A commonly used Islamic finance product could cause the downfall of the industry because it is being used inappropriately, a senior banking figure has claimed.
Islamic banks often use commodity murabaha agreements to invest their surplus cash in a Shariah compliant way. This involves buying into a basket of commodities, such as metals, held by another bank for a pre-determined amount of time and a pre-determined return.
However, in practice, many of the transactions never see any commodities change hands and sometimes there are no commodities involved, merely cash flows between banks and brokers.
"The situation is a little bit embarrassing for the industry," said Ruggiero Lomonaco, head of Middle East and Islamic private investor products, ABN Amro Markets, speaking at the Islamic Finance Forum in Dubai last month.
He pointed out that sometimes there is not even enough of a particular kind of commodity in existence to account for all of the transactions that are taking place.
Lomonaco said: "I believe these very transactions can cause the fall of the industry in a very short period of time."
He proposed the use of the wa'ad swap, a controversial finance agreement that has been criticised by others in the Islamic finance community recently.

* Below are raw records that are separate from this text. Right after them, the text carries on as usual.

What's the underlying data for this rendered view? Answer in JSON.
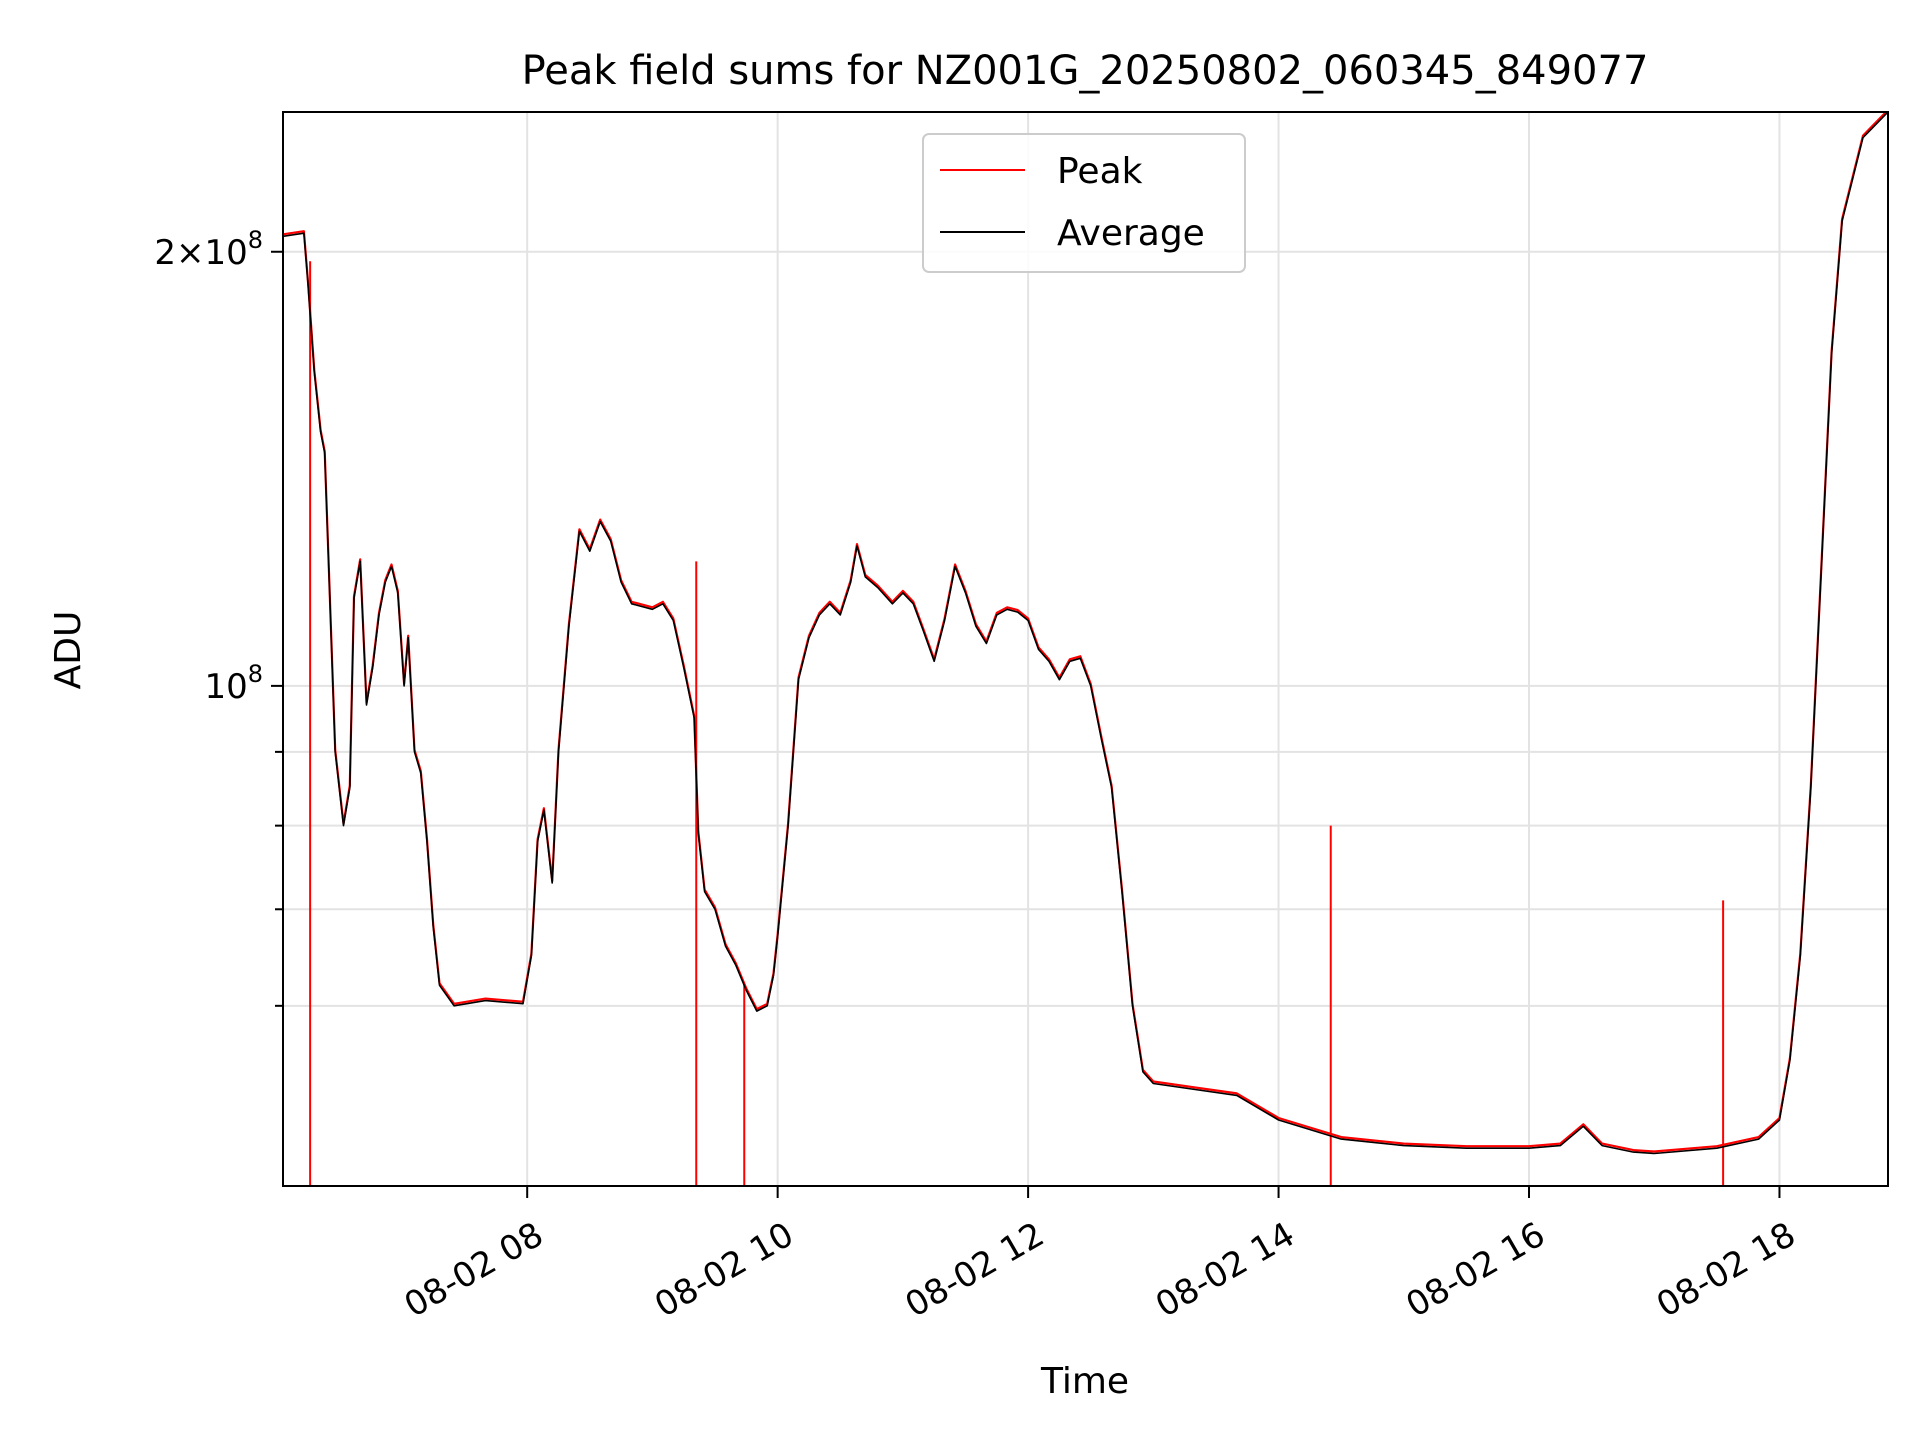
{
  "chart_data": {
    "type": "line",
    "title": "Peak field sums for NZ001G_20250802_060345_849077",
    "xlabel": "Time",
    "ylabel": "ADU",
    "y_scale": "log",
    "ylim": [
      45000000,
      250000000
    ],
    "xlim": [
      "08-02 06:03",
      "08-02 18:52"
    ],
    "grid": true,
    "legend_position": "upper center",
    "x_ticks": [
      {
        "value": "08-02 08:00",
        "label": "08-02 08"
      },
      {
        "value": "08-02 10:00",
        "label": "08-02 10"
      },
      {
        "value": "08-02 12:00",
        "label": "08-02 12"
      },
      {
        "value": "08-02 14:00",
        "label": "08-02 14"
      },
      {
        "value": "08-02 16:00",
        "label": "08-02 16"
      },
      {
        "value": "08-02 18:00",
        "label": "08-02 18"
      }
    ],
    "y_major_ticks": [
      {
        "value": 100000000,
        "label": "10^8"
      },
      {
        "value": 200000000,
        "label": "2×10^8"
      }
    ],
    "y_minor_ticks": [
      60000000,
      70000000,
      80000000,
      90000000
    ],
    "series": [
      {
        "name": "Average",
        "color": "#000000",
        "points": [
          [
            "08-02 06:03",
            205000000
          ],
          [
            "08-02 06:13",
            206000000
          ],
          [
            "08-02 06:15",
            190000000
          ],
          [
            "08-02 06:18",
            165000000
          ],
          [
            "08-02 06:21",
            150000000
          ],
          [
            "08-02 06:23",
            145000000
          ],
          [
            "08-02 06:25",
            120000000
          ],
          [
            "08-02 06:28",
            90000000
          ],
          [
            "08-02 06:32",
            80000000
          ],
          [
            "08-02 06:35",
            85000000
          ],
          [
            "08-02 06:37",
            115000000
          ],
          [
            "08-02 06:40",
            122000000
          ],
          [
            "08-02 06:43",
            97000000
          ],
          [
            "08-02 06:46",
            103000000
          ],
          [
            "08-02 06:49",
            112000000
          ],
          [
            "08-02 06:52",
            118000000
          ],
          [
            "08-02 06:55",
            121000000
          ],
          [
            "08-02 06:58",
            116000000
          ],
          [
            "08-02 07:01",
            100000000
          ],
          [
            "08-02 07:03",
            108000000
          ],
          [
            "08-02 07:06",
            90000000
          ],
          [
            "08-02 07:09",
            87000000
          ],
          [
            "08-02 07:12",
            78000000
          ],
          [
            "08-02 07:15",
            68000000
          ],
          [
            "08-02 07:18",
            62000000
          ],
          [
            "08-02 07:25",
            60000000
          ],
          [
            "08-02 07:40",
            60500000
          ],
          [
            "08-02 07:58",
            60200000
          ],
          [
            "08-02 08:02",
            65000000
          ],
          [
            "08-02 08:05",
            78000000
          ],
          [
            "08-02 08:08",
            82000000
          ],
          [
            "08-02 08:12",
            73000000
          ],
          [
            "08-02 08:15",
            90000000
          ],
          [
            "08-02 08:20",
            110000000
          ],
          [
            "08-02 08:25",
            128000000
          ],
          [
            "08-02 08:30",
            124000000
          ],
          [
            "08-02 08:35",
            130000000
          ],
          [
            "08-02 08:40",
            126000000
          ],
          [
            "08-02 08:45",
            118000000
          ],
          [
            "08-02 08:50",
            114000000
          ],
          [
            "08-02 09:00",
            113000000
          ],
          [
            "08-02 09:05",
            114000000
          ],
          [
            "08-02 09:10",
            111000000
          ],
          [
            "08-02 09:15",
            103000000
          ],
          [
            "08-02 09:20",
            95000000
          ],
          [
            "08-02 09:22",
            79000000
          ],
          [
            "08-02 09:25",
            72000000
          ],
          [
            "08-02 09:30",
            70000000
          ],
          [
            "08-02 09:35",
            66000000
          ],
          [
            "08-02 09:40",
            64000000
          ],
          [
            "08-02 09:45",
            61500000
          ],
          [
            "08-02 09:50",
            59500000
          ],
          [
            "08-02 09:55",
            60000000
          ],
          [
            "08-02 09:58",
            63000000
          ],
          [
            "08-02 10:00",
            67000000
          ],
          [
            "08-02 10:05",
            80000000
          ],
          [
            "08-02 10:10",
            101000000
          ],
          [
            "08-02 10:15",
            108000000
          ],
          [
            "08-02 10:20",
            112000000
          ],
          [
            "08-02 10:25",
            114000000
          ],
          [
            "08-02 10:30",
            112000000
          ],
          [
            "08-02 10:35",
            118000000
          ],
          [
            "08-02 10:38",
            125000000
          ],
          [
            "08-02 10:42",
            119000000
          ],
          [
            "08-02 10:48",
            117000000
          ],
          [
            "08-02 10:55",
            114000000
          ],
          [
            "08-02 11:00",
            116000000
          ],
          [
            "08-02 11:05",
            114000000
          ],
          [
            "08-02 11:10",
            109000000
          ],
          [
            "08-02 11:15",
            104000000
          ],
          [
            "08-02 11:20",
            111000000
          ],
          [
            "08-02 11:25",
            121000000
          ],
          [
            "08-02 11:30",
            116000000
          ],
          [
            "08-02 11:35",
            110000000
          ],
          [
            "08-02 11:40",
            107000000
          ],
          [
            "08-02 11:45",
            112000000
          ],
          [
            "08-02 11:50",
            113000000
          ],
          [
            "08-02 11:55",
            112500000
          ],
          [
            "08-02 12:00",
            111000000
          ],
          [
            "08-02 12:05",
            106000000
          ],
          [
            "08-02 12:10",
            104000000
          ],
          [
            "08-02 12:15",
            101000000
          ],
          [
            "08-02 12:20",
            104000000
          ],
          [
            "08-02 12:25",
            104500000
          ],
          [
            "08-02 12:30",
            100000000
          ],
          [
            "08-02 12:35",
            92000000
          ],
          [
            "08-02 12:40",
            85000000
          ],
          [
            "08-02 12:45",
            72000000
          ],
          [
            "08-02 12:50",
            60000000
          ],
          [
            "08-02 12:55",
            54000000
          ],
          [
            "08-02 13:00",
            53000000
          ],
          [
            "08-02 13:20",
            52500000
          ],
          [
            "08-02 13:40",
            52000000
          ],
          [
            "08-02 14:00",
            50000000
          ],
          [
            "08-02 14:30",
            48500000
          ],
          [
            "08-02 15:00",
            48000000
          ],
          [
            "08-02 15:30",
            47800000
          ],
          [
            "08-02 16:00",
            47800000
          ],
          [
            "08-02 16:15",
            48000000
          ],
          [
            "08-02 16:26",
            49500000
          ],
          [
            "08-02 16:35",
            48000000
          ],
          [
            "08-02 16:50",
            47500000
          ],
          [
            "08-02 17:00",
            47400000
          ],
          [
            "08-02 17:30",
            47800000
          ],
          [
            "08-02 17:50",
            48500000
          ],
          [
            "08-02 18:00",
            50000000
          ],
          [
            "08-02 18:05",
            55000000
          ],
          [
            "08-02 18:10",
            65000000
          ],
          [
            "08-02 18:15",
            85000000
          ],
          [
            "08-02 18:20",
            120000000
          ],
          [
            "08-02 18:25",
            170000000
          ],
          [
            "08-02 18:30",
            210000000
          ],
          [
            "08-02 18:40",
            240000000
          ],
          [
            "08-02 18:52",
            250000000
          ]
        ]
      },
      {
        "name": "Peak",
        "color": "#ff0000",
        "spikes": [
          {
            "x": "08-02 06:16",
            "y": 197000000
          },
          {
            "x": "08-02 09:21",
            "y": 122000000
          },
          {
            "x": "08-02 09:44",
            "y": 62000000
          },
          {
            "x": "08-02 14:25",
            "y": 80000000
          },
          {
            "x": "08-02 17:33",
            "y": 71000000
          }
        ]
      }
    ]
  }
}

Islamic investors would receive returns which could be linked to LIBOR, equities indices, or even the performance of hedge funds.
The commodity murabaha transaction was also criticised by Dr Aznan Bin Hasan, assistant professor at International Islamic University Malaysia, who said Islamic banks should only use it as a last resort if they could find no other use for their surplus liquidity.
"Otherwise if you have any other way to do it, you should do that first before a commodity murabaha," he said.
ABN Amro's Ruggiero said that economic forces could encourage Islamic banks to stop using the financial tool. "There is an incentive," he said. "You will see very shortly when interest rates go down, back to 2003 [levels], people will find alternatives."